Rebekah’s Garden is to be officially opened with a party for everyone who helped build the garden on her eighth birthday on June 17.
Mum Sarah said she and her husband Jonathan had been overwhelmed by all the support they had had to build the garden over the past year, from bakes donated by Yelverton’s Dartmoor Bakery to the many tradespeople and builders who gave materials and labour for free.
The garden is now ready for the family to enjoy with their daughter, who has chromosomal disorders Cri du Chat and Trisomy 10 syndrome, which have seen her have to be rushed to hospital with life-threatening bouts of pneumonia.
Sarah explained how the idea for the garden had come about after Rebekah was critically ill in hospital back in September 2020.
‘Rebekah was very very poorly and the consensus was that she wouldn’t make it to Christmas,’ said her mum. ‘ She did make it past Christmas, we decided that we need to create somewhere where we could make memories, where we could stay safe at home with her, so we started fundraising for the garden.’
She described how the fundraising campaign took off when Ali Mansfield from Horrabridge’s Love Your Neighbour helped fundraise in her village — where Rebekah’s siblings go to school — with cupcake sales. Soon offers of help were flying in, from the Mary Budding Trust in Tavistock who gave money to buy play equipment for all three children, to a charity which gave them the majority of the cost of the mobility hoist. Then there’s the family’s neighbour, a builder who donated his time, the local gardening company who gave them turf and another company who gave patio doors and windows.

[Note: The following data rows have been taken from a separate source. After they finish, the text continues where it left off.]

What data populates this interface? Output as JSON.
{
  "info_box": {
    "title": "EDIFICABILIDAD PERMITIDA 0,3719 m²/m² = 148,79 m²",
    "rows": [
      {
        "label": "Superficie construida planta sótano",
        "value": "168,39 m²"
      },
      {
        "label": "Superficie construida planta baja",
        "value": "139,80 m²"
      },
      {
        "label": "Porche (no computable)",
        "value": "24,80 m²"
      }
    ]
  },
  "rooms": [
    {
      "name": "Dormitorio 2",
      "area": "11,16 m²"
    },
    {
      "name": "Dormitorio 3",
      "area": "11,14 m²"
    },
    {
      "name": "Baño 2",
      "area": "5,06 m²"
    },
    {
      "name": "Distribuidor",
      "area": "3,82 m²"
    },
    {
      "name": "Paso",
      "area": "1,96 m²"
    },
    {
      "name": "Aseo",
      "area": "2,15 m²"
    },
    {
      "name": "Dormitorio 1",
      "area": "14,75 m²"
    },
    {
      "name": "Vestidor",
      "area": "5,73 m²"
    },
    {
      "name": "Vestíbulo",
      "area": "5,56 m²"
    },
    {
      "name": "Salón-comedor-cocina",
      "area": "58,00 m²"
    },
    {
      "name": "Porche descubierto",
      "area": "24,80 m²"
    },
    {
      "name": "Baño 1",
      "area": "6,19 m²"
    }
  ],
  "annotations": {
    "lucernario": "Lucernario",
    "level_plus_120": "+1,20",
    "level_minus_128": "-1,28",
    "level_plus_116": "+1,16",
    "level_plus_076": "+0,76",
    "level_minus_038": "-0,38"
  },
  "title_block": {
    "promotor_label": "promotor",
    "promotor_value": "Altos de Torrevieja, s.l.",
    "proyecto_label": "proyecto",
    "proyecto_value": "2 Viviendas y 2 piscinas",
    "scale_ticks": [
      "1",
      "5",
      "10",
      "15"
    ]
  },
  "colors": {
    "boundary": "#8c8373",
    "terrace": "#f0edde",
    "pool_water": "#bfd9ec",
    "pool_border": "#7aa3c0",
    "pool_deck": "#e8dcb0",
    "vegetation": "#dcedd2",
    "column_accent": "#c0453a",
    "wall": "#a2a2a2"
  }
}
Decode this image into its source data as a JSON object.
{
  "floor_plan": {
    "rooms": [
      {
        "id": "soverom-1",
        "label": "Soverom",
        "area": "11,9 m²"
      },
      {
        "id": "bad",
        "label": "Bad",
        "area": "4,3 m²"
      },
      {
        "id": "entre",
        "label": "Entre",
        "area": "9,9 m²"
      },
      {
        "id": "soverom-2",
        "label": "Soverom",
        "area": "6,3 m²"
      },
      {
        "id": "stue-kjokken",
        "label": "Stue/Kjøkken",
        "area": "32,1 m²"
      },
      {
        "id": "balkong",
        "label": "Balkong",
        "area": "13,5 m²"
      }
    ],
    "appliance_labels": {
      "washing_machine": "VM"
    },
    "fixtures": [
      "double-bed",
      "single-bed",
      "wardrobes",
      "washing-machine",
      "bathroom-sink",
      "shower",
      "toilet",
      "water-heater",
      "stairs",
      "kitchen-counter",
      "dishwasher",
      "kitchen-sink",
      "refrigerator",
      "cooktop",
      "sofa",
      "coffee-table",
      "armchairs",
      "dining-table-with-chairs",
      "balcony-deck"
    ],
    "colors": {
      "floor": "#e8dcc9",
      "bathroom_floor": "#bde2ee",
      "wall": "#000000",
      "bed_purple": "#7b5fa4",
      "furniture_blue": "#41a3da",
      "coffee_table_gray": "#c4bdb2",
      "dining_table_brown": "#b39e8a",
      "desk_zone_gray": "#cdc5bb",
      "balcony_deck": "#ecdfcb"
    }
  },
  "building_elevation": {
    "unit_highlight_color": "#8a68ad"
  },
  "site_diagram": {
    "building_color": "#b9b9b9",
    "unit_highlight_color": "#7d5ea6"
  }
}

From a starting point of making the garden level and wheelchair accessible, the Hunters have now also been able to competely transform the plot, creating a space which their other children Miriam, 11, and Joseph, four, can enjoy alongside Rebekah, who has a special mobility accessible swing. There’s also a hammock which has been incorporated into the design.
Sarah said: ‘It has taken us a year from where we started fundraising just for the garden. It has been overwhelming, totally overwhelming the amount of support we have had to make the garden and now it is finished, we spend more time in the garden when it is sunny than we do in the house. It has brought our family closer together.’
She said Rebekah, who suffers from epilepsy and pneumonia, had seen an improvement in her health recently, thanks to a simple device called a ‘coughphisis machine’ which has literally taught the little girl to cough, allowing mucus to be expelled rather than build up on her lungs. Nonetheless, her family are well aware that she still has a life-limiting condition, making the garden all the more precious.
Sarah explained that they wanted to invite everyone who had made the garden possible to the party. ‘I don’t think people get thanked enough,’ she said. ‘I want them to see what their contribution has achieved. I think it is important that they see how they have helped us. I am going to make a big cake!’